Monsieur le Président, distingués membres du Comité, bonjour. C'est avec plaisir que je témoigne devant vous pour la première fois en tant que gouverneur de la Banque du Canada. Nous apprécions la possibilité que nous avons de vous rencontrer, habituellement à la suite de la parution du Rapport sur la politique monétaire. Ces séances jouent pour nous un rôle important lorsqu'il s'agit de rendre compte de nos actes à la population. Elles nous permettent, en effet, de renseigner les députés de la Chambre, et par votre entremise tous les Canadiens et Canadiennes, au sujet de notre point de vue sur l'économie, de l'objectif de la politique monétaire et des mesures que nous prenons pour l'atteindre. Ces séances ont été très utiles à la Banque au fil des ans, et j'espère que nous continuerons de nous rencontrer durant mon mandat à titre de gouverneur.

Avant que Paul et moi ne répondions à vos questions, j'aimerais tout d'abord vous donner un aperçu de la plus récente livraison du Rapport sur la politique monétaire, que nous avons publiée la semaine dernière.

Le rythme d'expansion de l'économie mondiale a décéléré depuis la parution de la Mise à jour du Rapport sur la politique monétaire en janvier, sous l'effet du ralentissement prononcé de l'économie américaine et des perturbations persistantes sur les marchés financiers internationaux. La croissance de l'économie canadienne a aussi ralenti. La vigueur de la demande intérieure, soutenue par le niveau élevé de l'emploi et l'amélioration des termes de l'échange, a été contrebalancée en grande partie par la chute des exportations nettes. L'inflation mesurée tant par l'IPC global que par l'indice de référence avoisinait 1,5 % à la fin du premier trimestre. Toutefois, la Banque estime que l'inflation tendancielle se situe aux alentours de 2 %, ce qui cadre avec notre opinion selon laquelle l'économie tourne tout juste au-dessus de son plein potentiel.

Nous prévoyons maintenant un ralentissement économique plus marqué et plus prolongé aux États-Unis que ce que nous avions indiqué dans la Mise à jour de janvier. Notre toute dernière projection tient compte de l'effet accru, sur les dépenses de consommation, de la contraction de l'activité sur le marché du logement et du durcissement beaucoup plus prononcé des conditions du crédit dans ce pays.

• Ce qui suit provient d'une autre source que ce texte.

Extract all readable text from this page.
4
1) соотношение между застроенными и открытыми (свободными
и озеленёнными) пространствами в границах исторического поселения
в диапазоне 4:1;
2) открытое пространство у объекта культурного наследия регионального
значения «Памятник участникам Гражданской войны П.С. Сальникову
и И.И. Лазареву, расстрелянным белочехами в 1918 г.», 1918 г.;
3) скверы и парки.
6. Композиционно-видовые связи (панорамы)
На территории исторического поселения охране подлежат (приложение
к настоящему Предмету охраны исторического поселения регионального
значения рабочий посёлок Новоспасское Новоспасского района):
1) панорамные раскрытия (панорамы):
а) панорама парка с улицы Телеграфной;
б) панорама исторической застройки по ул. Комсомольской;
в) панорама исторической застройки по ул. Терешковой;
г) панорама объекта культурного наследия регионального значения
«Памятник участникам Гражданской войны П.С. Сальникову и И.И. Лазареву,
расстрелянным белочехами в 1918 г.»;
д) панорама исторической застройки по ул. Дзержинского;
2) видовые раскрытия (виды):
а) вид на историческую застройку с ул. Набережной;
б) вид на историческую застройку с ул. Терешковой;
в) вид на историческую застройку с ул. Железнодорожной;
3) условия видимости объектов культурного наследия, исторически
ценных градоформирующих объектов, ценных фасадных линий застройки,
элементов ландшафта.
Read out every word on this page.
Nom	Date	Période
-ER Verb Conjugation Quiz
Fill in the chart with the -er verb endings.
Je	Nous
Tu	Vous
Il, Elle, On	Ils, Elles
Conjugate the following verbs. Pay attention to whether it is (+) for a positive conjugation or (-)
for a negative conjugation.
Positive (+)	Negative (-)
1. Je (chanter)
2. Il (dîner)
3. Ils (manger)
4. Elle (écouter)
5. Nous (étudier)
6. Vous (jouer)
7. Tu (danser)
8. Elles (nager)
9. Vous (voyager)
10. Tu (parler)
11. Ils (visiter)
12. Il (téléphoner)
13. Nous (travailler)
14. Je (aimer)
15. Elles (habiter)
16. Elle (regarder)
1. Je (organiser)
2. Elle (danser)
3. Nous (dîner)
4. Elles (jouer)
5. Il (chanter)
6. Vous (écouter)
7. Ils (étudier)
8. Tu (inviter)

La détérioration de la conjoncture économique et financière aux États-Unis aura des retombées directes sur l'économie canadienne. Premièrement, les exportations devraient se replier et freiner considérablement la croissance en 2008. Deuxièmement, les turbulences sur les marchés financiers mondiaux continueront de se répercuter sur le coût et la disponibilité du crédit. Troisièmement, la confiance des entreprises et des consommateurs au Canada devrait reculer un peu. Néanmoins, la demande intérieure devrait demeurer vive, alimentée en cela par la fermeté des cours des matières premières, la vigueur de l'emploi et l'effet de l'assouplissement cumulatif de la politique monétaire.

Selon la Banque, l'économie canadienne progressera de 1,4 % cette année, de 2,4 % en 2009 et de 3,3 % en 2010. L'apparition d'une offre excédentaire au sein de l'économie devrait contribuer à maintenir l'inflation au-dessous de 2 % jusqu'à la fin de 2009. Nous nous attendons à ce que le taux d'accroissement de l'IPC global comme celui de l'indice de référence montent à 2 % en 2010, par suite du rétablissement de l'équilibre dans l'économie. Des risques, tant à la hausse qu'à la baisse, entourent la nouvelle projection de la Banque en matière d'inflation. Ceux-ci semblent équilibrés.

À la lumière de ces perspectives, la Banque estime qu'il faudra probablement encore augmenter le degré de détente monétaire afin d'atteindre la cible d'inflation à moyen terme. Étant donné que le taux cible du financement à un jour a été abaissé de 150 points de base au total depuis décembre, si l'on tient compte de la réduction de 50 points de base annoncée la semaine dernière, le moment où toute nouvelle détente monétaire sera opérée dépendra de l'évolution de l'économie mondiale et de la demande intérieure ainsi que de son incidence sur l'inflation au Canada.

Paul et moi nous ferons maintenant un plaisir de répondre à vos questions.